L'ambiente familiare è certamente
importante nella sua formazione cristiana. Della mamma tutti dicono che è
«Angela di nome e di fatto». Del padre le biografie non forniscono molti
particolari, se non che è dedito all'alcol e che, di conseguenza, a volte
maltratta la moglie. Ben presto però Erminio Filippo
rimane orfano della mamma, stroncata a 44 anni dalla tubercolosi; qualche anno
più tardi perde anche il padre. Dopo la morte della mamma Erminio Filippo viene
accolto a Torrino nella casa del nonno materno, Giovanni Campari. Nella stessa
casa vivono, entrambi non sposati, la zia Maria, che gli farà da mamma e da
guida nella fede cristiana, e lo zio medico Carlo, un credente tutto d'un pezzo come il
nonno Giovanni. Accanto a loro ci sono i prozii Pietro e Carlo e la fedele
domestica Caterina Bersan.
Pampuri riceve specialmente dagli
zii Carlo e Maria una profonda educazione cristiana e, fin da ragazzo, vive la
propria fede in modo
esemplare. Allontanarsi da Torrino gli costa
sacrificio e gli provoca disagio allorché è costretto a trasferirsi a Milano, in
casa del fratello maggiore Ferdinando, per frequentare il ginnasio. Gli zii
colgono le sue difficoltà e lo sistemano nel collegio Sant'Agostino di Pavia,
più vicino a loro. Nel ricordo dei suoi compagni Erminio Filippo è così
descritto: «...normale, dominatore di sé stesso e quindi anche degli altri. Non
è stato mai possibile con lui avere una rivincita o fare una baruffa. Quando
aveva giudicato di aver finito il necessario con noi, sapeva ritirarsi o per
pregare o per studiare. Conservava il gusto per le cose semplici e fra tutte
egli amava trattenersi coi compagni più timidi e con quelli di condizioni
modeste...».
Mentre si dedica con assiduità agli
studi, impegna il tempo libero in parrocchia dedicandosi alla catechesi,
all'attività missionaria, all'animazione culturale e alle opere di carità.
Fin da
ragazzo collabora strettamente col parroco e con quest'ultimo fonda a Morimondo
un Circolo della Gioventù di Azione Cattolica, di cui è anche il primo
presidente.
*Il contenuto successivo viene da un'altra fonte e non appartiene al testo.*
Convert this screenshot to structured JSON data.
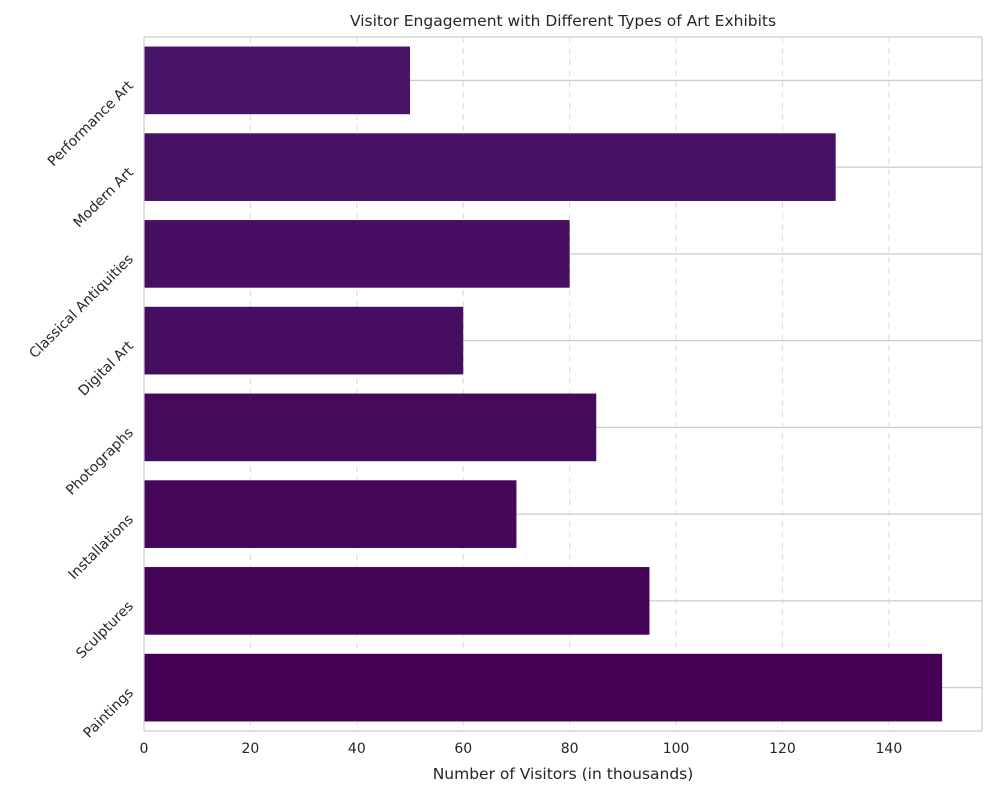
{
  "chart_data": {
    "type": "bar",
    "orientation": "horizontal",
    "title": "Visitor Engagement with Different Types of Art Exhibits",
    "xlabel": "Number of Visitors (in thousands)",
    "ylabel": "",
    "categories": [
      "Paintings",
      "Sculptures",
      "Installations",
      "Photographs",
      "Digital Art",
      "Classical Antiquities",
      "Modern Art",
      "Performance Art"
    ],
    "values": [
      150,
      95,
      70,
      85,
      60,
      80,
      130,
      50
    ],
    "xlim": [
      0,
      157.5
    ],
    "xticks": [
      0,
      20,
      40,
      60,
      80,
      100,
      120,
      140
    ],
    "grid": true,
    "bar_colors": [
      "#440154",
      "#450457",
      "#46075a",
      "#460a5d",
      "#470d60",
      "#470e61",
      "#481163",
      "#481467"
    ]
  }
}
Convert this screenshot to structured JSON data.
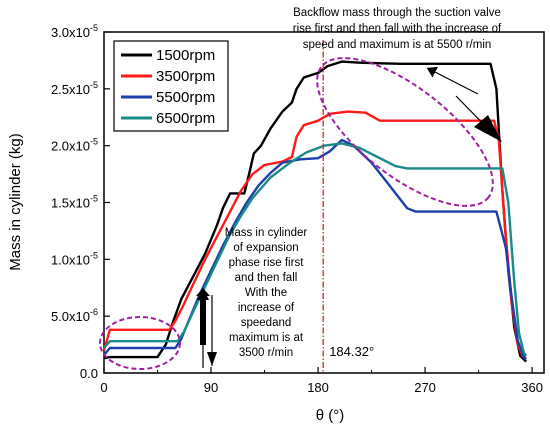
{
  "chart_data": {
    "type": "line",
    "xlabel": "θ (°)",
    "ylabel": "Mass in cylinder (kg)",
    "xlim": [
      0,
      370
    ],
    "ylim": [
      0,
      3e-05
    ],
    "xticks": [
      0,
      90,
      180,
      270,
      360
    ],
    "xtick_labels": [
      "0",
      "90",
      "180",
      "270",
      "360"
    ],
    "yticks": [
      0,
      5e-06,
      1e-05,
      1.5e-05,
      2e-05,
      2.5e-05,
      3e-05
    ],
    "ytick_labels": [
      "0.0",
      "5.0x10",
      "1.0x10",
      "1.5x10",
      "2.0x10",
      "2.5x10",
      "3.0x10"
    ],
    "ytick_exponents": [
      "",
      "-6",
      "-5",
      "-5",
      "-5",
      "-5",
      "-5"
    ],
    "grid": false,
    "legend_position": "top-left",
    "series": [
      {
        "name": "1500rpm",
        "color": "#000000",
        "points": [
          [
            0,
            1.3e-06
          ],
          [
            5,
            1.4e-06
          ],
          [
            45,
            1.4e-06
          ],
          [
            52,
            2.5e-06
          ],
          [
            58,
            4.5e-06
          ],
          [
            65,
            6.5e-06
          ],
          [
            75,
            8.5e-06
          ],
          [
            85,
            1.05e-05
          ],
          [
            95,
            1.3e-05
          ],
          [
            100,
            1.45e-05
          ],
          [
            106,
            1.58e-05
          ],
          [
            118,
            1.58e-05
          ],
          [
            122,
            1.75e-05
          ],
          [
            126,
            1.93e-05
          ],
          [
            132,
            2e-05
          ],
          [
            140,
            2.15e-05
          ],
          [
            150,
            2.3e-05
          ],
          [
            158,
            2.38e-05
          ],
          [
            162,
            2.5e-05
          ],
          [
            168,
            2.6e-05
          ],
          [
            180,
            2.64e-05
          ],
          [
            188,
            2.7e-05
          ],
          [
            200,
            2.74e-05
          ],
          [
            215,
            2.73e-05
          ],
          [
            250,
            2.72e-05
          ],
          [
            300,
            2.72e-05
          ],
          [
            325,
            2.72e-05
          ],
          [
            330,
            2.5e-05
          ],
          [
            335,
            1.6e-05
          ],
          [
            340,
            9e-06
          ],
          [
            345,
            4e-06
          ],
          [
            350,
            1.5e-06
          ],
          [
            355,
            1e-06
          ]
        ]
      },
      {
        "name": "3500rpm",
        "color": "#ff1a1a",
        "points": [
          [
            0,
            2e-06
          ],
          [
            5,
            3.8e-06
          ],
          [
            55,
            3.8e-06
          ],
          [
            60,
            4.6e-06
          ],
          [
            66,
            5.8e-06
          ],
          [
            75,
            7.8e-06
          ],
          [
            85,
            1e-05
          ],
          [
            95,
            1.2e-05
          ],
          [
            105,
            1.4e-05
          ],
          [
            115,
            1.6e-05
          ],
          [
            125,
            1.75e-05
          ],
          [
            135,
            1.83e-05
          ],
          [
            150,
            1.86e-05
          ],
          [
            158,
            1.9e-05
          ],
          [
            162,
            2.08e-05
          ],
          [
            168,
            2.18e-05
          ],
          [
            180,
            2.22e-05
          ],
          [
            190,
            2.28e-05
          ],
          [
            205,
            2.3e-05
          ],
          [
            220,
            2.29e-05
          ],
          [
            232,
            2.22e-05
          ],
          [
            260,
            2.22e-05
          ],
          [
            300,
            2.22e-05
          ],
          [
            328,
            2.22e-05
          ],
          [
            332,
            2.05e-05
          ],
          [
            337,
            1.3e-05
          ],
          [
            343,
            6e-06
          ],
          [
            348,
            2.5e-06
          ],
          [
            352,
            1.5e-06
          ],
          [
            355,
            1.3e-06
          ]
        ]
      },
      {
        "name": "5500rpm",
        "color": "#1c3fa8",
        "points": [
          [
            0,
            1.6e-06
          ],
          [
            5,
            2.2e-06
          ],
          [
            60,
            2.2e-06
          ],
          [
            65,
            3e-06
          ],
          [
            72,
            4.8e-06
          ],
          [
            80,
            6.8e-06
          ],
          [
            90,
            9e-06
          ],
          [
            100,
            1.12e-05
          ],
          [
            110,
            1.32e-05
          ],
          [
            120,
            1.5e-05
          ],
          [
            130,
            1.65e-05
          ],
          [
            140,
            1.76e-05
          ],
          [
            150,
            1.85e-05
          ],
          [
            165,
            1.88e-05
          ],
          [
            180,
            1.89e-05
          ],
          [
            190,
            1.95e-05
          ],
          [
            200,
            2.05e-05
          ],
          [
            210,
            2e-05
          ],
          [
            225,
            1.85e-05
          ],
          [
            240,
            1.65e-05
          ],
          [
            255,
            1.45e-05
          ],
          [
            262,
            1.42e-05
          ],
          [
            300,
            1.42e-05
          ],
          [
            330,
            1.42e-05
          ],
          [
            338,
            1.1e-05
          ],
          [
            343,
            6.5e-06
          ],
          [
            348,
            2.8e-06
          ],
          [
            353,
            1.4e-06
          ],
          [
            355,
            1.2e-06
          ]
        ]
      },
      {
        "name": "6500rpm",
        "color": "#1a8a8a",
        "points": [
          [
            0,
            2.2e-06
          ],
          [
            5,
            2.8e-06
          ],
          [
            62,
            2.8e-06
          ],
          [
            67,
            3.6e-06
          ],
          [
            75,
            5.4e-06
          ],
          [
            85,
            7.6e-06
          ],
          [
            95,
            9.8e-06
          ],
          [
            105,
            1.2e-05
          ],
          [
            115,
            1.38e-05
          ],
          [
            125,
            1.54e-05
          ],
          [
            140,
            1.72e-05
          ],
          [
            155,
            1.84e-05
          ],
          [
            170,
            1.94e-05
          ],
          [
            185,
            2e-05
          ],
          [
            200,
            2.02e-05
          ],
          [
            215,
            1.98e-05
          ],
          [
            230,
            1.9e-05
          ],
          [
            245,
            1.82e-05
          ],
          [
            255,
            1.8e-05
          ],
          [
            300,
            1.8e-05
          ],
          [
            335,
            1.8e-05
          ],
          [
            340,
            1.5e-05
          ],
          [
            345,
            8e-06
          ],
          [
            349,
            3.5e-06
          ],
          [
            353,
            1.8e-06
          ],
          [
            355,
            1.5e-06
          ]
        ]
      }
    ],
    "reference_line": {
      "x": 184.32,
      "label": "184.32°",
      "color": "#e0202a"
    },
    "annotations": {
      "top_note": [
        "Backflow mass through the suction valve",
        "rise first and then fall with the increase of",
        "speed and maximum is at 5500 r/min"
      ],
      "middle_note": [
        "Mass in cylinder",
        "of expansion",
        "phase rise first",
        "and then fall",
        "With the",
        "increase of",
        "speedand",
        "maximum is at",
        "3500 r/min"
      ]
    },
    "highlight_color": "#a020a0"
  }
}
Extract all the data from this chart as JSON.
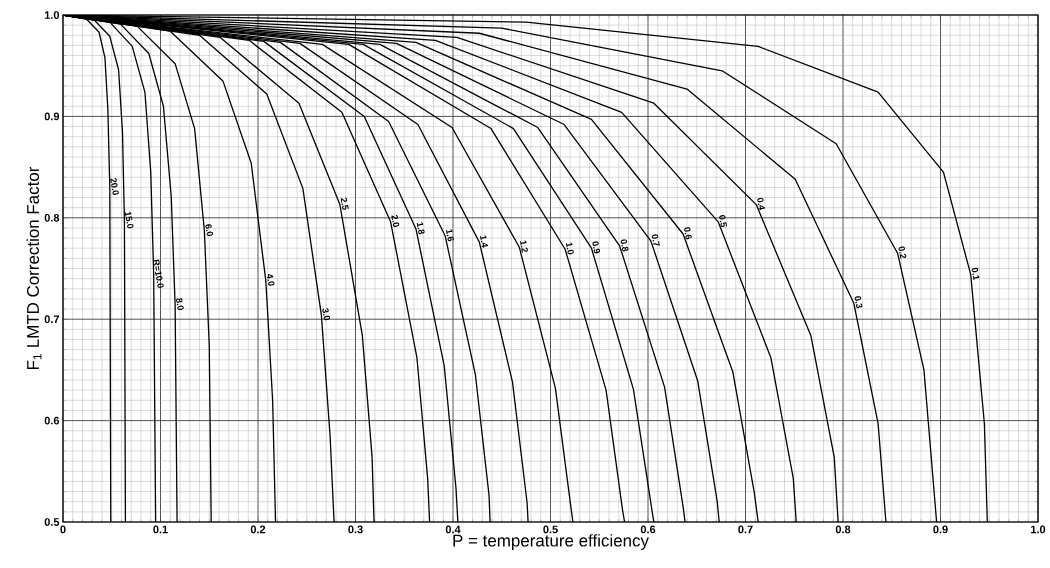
{
  "chart_data": {
    "type": "line",
    "xlabel": "P = temperature efficiency",
    "ylabel": "F$_{1}$ LMTD Correction Factor",
    "xlim": [
      0,
      1
    ],
    "ylim": [
      0.5,
      1.0
    ],
    "xticks": [
      0,
      0.1,
      0.2,
      0.3,
      0.4,
      0.5,
      0.6,
      0.7,
      0.8,
      0.9,
      {
        "value": 1.0,
        "label": "1.0"
      }
    ],
    "yticks": [
      0.5,
      0.6,
      0.7,
      0.8,
      0.9,
      {
        "value": 1.0,
        "label": "1.0"
      }
    ],
    "grid": true,
    "series": [
      {
        "name": "20.0",
        "color": "#000000",
        "x": [
          0,
          0.024,
          0.037,
          0.043,
          0.046,
          0.048,
          0.049
        ],
        "values": [
          1,
          0.996,
          0.983,
          0.958,
          0.907,
          0.83,
          0.5
        ]
      },
      {
        "name": "15.0",
        "color": "#000000",
        "x": [
          0,
          0.032,
          0.048,
          0.057,
          0.061,
          0.063,
          0.064
        ],
        "values": [
          1,
          0.995,
          0.979,
          0.946,
          0.885,
          0.797,
          0.5
        ]
      },
      {
        "name": "R=10.0",
        "color": "#000000",
        "x": [
          0,
          0.048,
          0.071,
          0.084,
          0.09,
          0.093,
          0.095
        ],
        "values": [
          1,
          0.993,
          0.969,
          0.924,
          0.845,
          0.744,
          0.5
        ]
      },
      {
        "name": "8.0",
        "color": "#000000",
        "x": [
          0,
          0.059,
          0.088,
          0.103,
          0.111,
          0.115,
          0.117
        ],
        "values": [
          1,
          0.991,
          0.962,
          0.91,
          0.821,
          0.714,
          0.5
        ]
      },
      {
        "name": "6.0",
        "color": "#000000",
        "x": [
          0,
          0.076,
          0.115,
          0.135,
          0.145,
          0.15,
          0.152
        ],
        "values": [
          1,
          0.989,
          0.952,
          0.888,
          0.787,
          0.674,
          0.5
        ]
      },
      {
        "name": "4.0",
        "color": "#000000",
        "x": [
          0,
          0.11,
          0.164,
          0.193,
          0.208,
          0.215,
          0.218
        ],
        "values": [
          1,
          0.984,
          0.935,
          0.854,
          0.738,
          0.62,
          0.5
        ]
      },
      {
        "name": "3.0",
        "color": "#000000",
        "x": [
          0,
          0.14,
          0.209,
          0.246,
          0.265,
          0.274,
          0.278
        ],
        "values": [
          1,
          0.98,
          0.922,
          0.829,
          0.704,
          0.584,
          0.5
        ]
      },
      {
        "name": "2.5",
        "color": "#000000",
        "x": [
          0,
          0.161,
          0.242,
          0.284,
          0.307,
          0.317,
          0.319
        ],
        "values": [
          1,
          0.978,
          0.913,
          0.813,
          0.684,
          0.564,
          0.5
        ]
      },
      {
        "name": "2.0",
        "color": "#000000",
        "x": [
          0,
          0.191,
          0.286,
          0.336,
          0.363,
          0.374,
          0.376
        ],
        "values": [
          1,
          0.975,
          0.904,
          0.796,
          0.662,
          0.543,
          0.5
        ]
      },
      {
        "name": "1.8",
        "color": "#000000",
        "x": [
          0,
          0.206,
          0.309,
          0.362,
          0.391,
          0.403,
          0.405
        ],
        "values": [
          1,
          0.974,
          0.9,
          0.789,
          0.654,
          0.534,
          0.5
        ]
      },
      {
        "name": "1.6",
        "color": "#000000",
        "x": [
          0,
          0.223,
          0.334,
          0.392,
          0.423,
          0.437,
          0.438
        ],
        "values": [
          1,
          0.973,
          0.895,
          0.782,
          0.645,
          0.526,
          0.5
        ]
      },
      {
        "name": "1.4",
        "color": "#000000",
        "x": [
          0,
          0.243,
          0.364,
          0.427,
          0.461,
          0.476,
          0.477
        ],
        "values": [
          1,
          0.972,
          0.892,
          0.776,
          0.638,
          0.519,
          0.5
        ]
      },
      {
        "name": "1.2",
        "color": "#000000",
        "x": [
          0,
          0.266,
          0.399,
          0.468,
          0.505,
          0.521,
          0.523
        ],
        "values": [
          1,
          0.971,
          0.889,
          0.771,
          0.632,
          0.514,
          0.5
        ]
      },
      {
        "name": "1.0",
        "color": "#000000",
        "x": [
          0,
          0.293,
          0.439,
          0.515,
          0.557,
          0.574,
          0.576
        ],
        "values": [
          1,
          0.971,
          0.888,
          0.769,
          0.63,
          0.511,
          0.5
        ]
      },
      {
        "name": "0.9",
        "color": "#000000",
        "x": [
          0,
          0.308,
          0.462,
          0.542,
          0.585,
          0.604,
          0.606
        ],
        "values": [
          1,
          0.971,
          0.888,
          0.77,
          0.631,
          0.512,
          0.5
        ]
      },
      {
        "name": "0.8",
        "color": "#000000",
        "x": [
          0,
          0.325,
          0.487,
          0.571,
          0.617,
          0.636,
          0.638
        ],
        "values": [
          1,
          0.971,
          0.889,
          0.772,
          0.633,
          0.515,
          0.5
        ]
      },
      {
        "name": "0.7",
        "color": "#000000",
        "x": [
          0,
          0.342,
          0.514,
          0.603,
          0.651,
          0.671,
          0.673
        ],
        "values": [
          1,
          0.972,
          0.892,
          0.777,
          0.639,
          0.52,
          0.5
        ]
      },
      {
        "name": "0.6",
        "color": "#000000",
        "x": [
          0,
          0.362,
          0.542,
          0.636,
          0.687,
          0.709,
          0.713
        ],
        "values": [
          1,
          0.973,
          0.897,
          0.784,
          0.648,
          0.529,
          0.5
        ]
      },
      {
        "name": "0.5",
        "color": "#000000",
        "x": [
          0,
          0.382,
          0.573,
          0.672,
          0.726,
          0.749,
          0.752
        ],
        "values": [
          1,
          0.975,
          0.904,
          0.796,
          0.662,
          0.543,
          0.5
        ]
      },
      {
        "name": "0.4",
        "color": "#000000",
        "x": [
          0,
          0.404,
          0.606,
          0.711,
          0.767,
          0.791,
          0.795
        ],
        "values": [
          1,
          0.978,
          0.913,
          0.813,
          0.684,
          0.564,
          0.5
        ]
      },
      {
        "name": "0.3",
        "color": "#000000",
        "x": [
          0,
          0.427,
          0.64,
          0.751,
          0.811,
          0.836,
          0.844
        ],
        "values": [
          1,
          0.982,
          0.927,
          0.838,
          0.716,
          0.597,
          0.5
        ]
      },
      {
        "name": "0.2",
        "color": "#000000",
        "x": [
          0,
          0.45,
          0.676,
          0.793,
          0.856,
          0.883,
          0.896
        ],
        "values": [
          1,
          0.987,
          0.945,
          0.873,
          0.765,
          0.65,
          0.5
        ]
      },
      {
        "name": "0.1",
        "color": "#000000",
        "x": [
          0,
          0.475,
          0.713,
          0.836,
          0.903,
          0.931,
          0.945,
          0.948
        ],
        "values": [
          1,
          0.993,
          0.969,
          0.924,
          0.845,
          0.744,
          0.597,
          0.5
        ]
      }
    ]
  }
}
In quegli anni fonda anche un Circolo intitolato a Don Bosco.
Lo zio Carlo,
medico stimato, lo avvia alla sua stessa professione e così nel 1915 Pampuri si
iscrive alla facoltà di medicina presso l'Università degli Studi di Pavia, anche
se, come confida alla sorella suor Longina Maria missionaria in Egitto, avrebbe
voluto farsi prete o religioso.
A Pavia il giovane Pampuri sta in
pensione presso la casa di una signora amica di famiglia. Nel periodo degli
studi universitari frequenta la Conferenza di San Vincenzo de' Paoli e il
Circolo Universitario «Severino Boezio» fondato nel 1898 dal vescovo mons. A.
Riboldi per la formazione spirituale e morale dei giovani
universitari.
Il primo aprile 1917 è arruolato
nell'esercito e, in quanto studente di medicina, è assegnato all'86 Sezione di
Sanità e mandato in zona di guerra col grado di caporale. In una lettera inviata
il primo settembre 1917 alla sorella suora Pampuri descrive la sua profonda
sofferenza interiore per il triste spettacolo delle atrocità
belliche:«Da due settimane faccio servizio
in un ospedaletto da campo, in sala di medicazione. Quale scempio della povera
carne umana, che ferite, che squarci, quante membra fracassate! Speriamo che per
la misericordia divina questo flagello abbia a terminare molto
presto!».
«Ebbe sempre grande carità - sono
parole di un commilitone - verso i soldati infermi e particolarmente verso i più
gravi. Era pronto a confortarli nei loro mali e specialmente nel far
ricevere loro i santi sacramenti quando erano gravi. Si compiaceva di radunare i
semplici soldati per far loro un po' di morale e la sua assennata parola era
sempre tenuta in grande considerazione». Nel suo corredo
militare non mancano il Vangelo, le Lettere di S. Paolo e l'Imitazione di
Cristo.
In guerra Pampuri si merita anche
una medaglia di bronzo perché il 24 ottobre 1917, per impedire che il materiale
sanitario dell'ospedaletto della sua compagnia vada perduto, essendosi i suoi
commilitoni ritirati, carica tutto su un carro trainato da una mucca e, da solo,
sfidando il fuoco dell'artiglieria austriaca, cammina nel fango per 24 ore,
riuscendo in fine a raggiungere i compagni che ormai lo davano per disperso.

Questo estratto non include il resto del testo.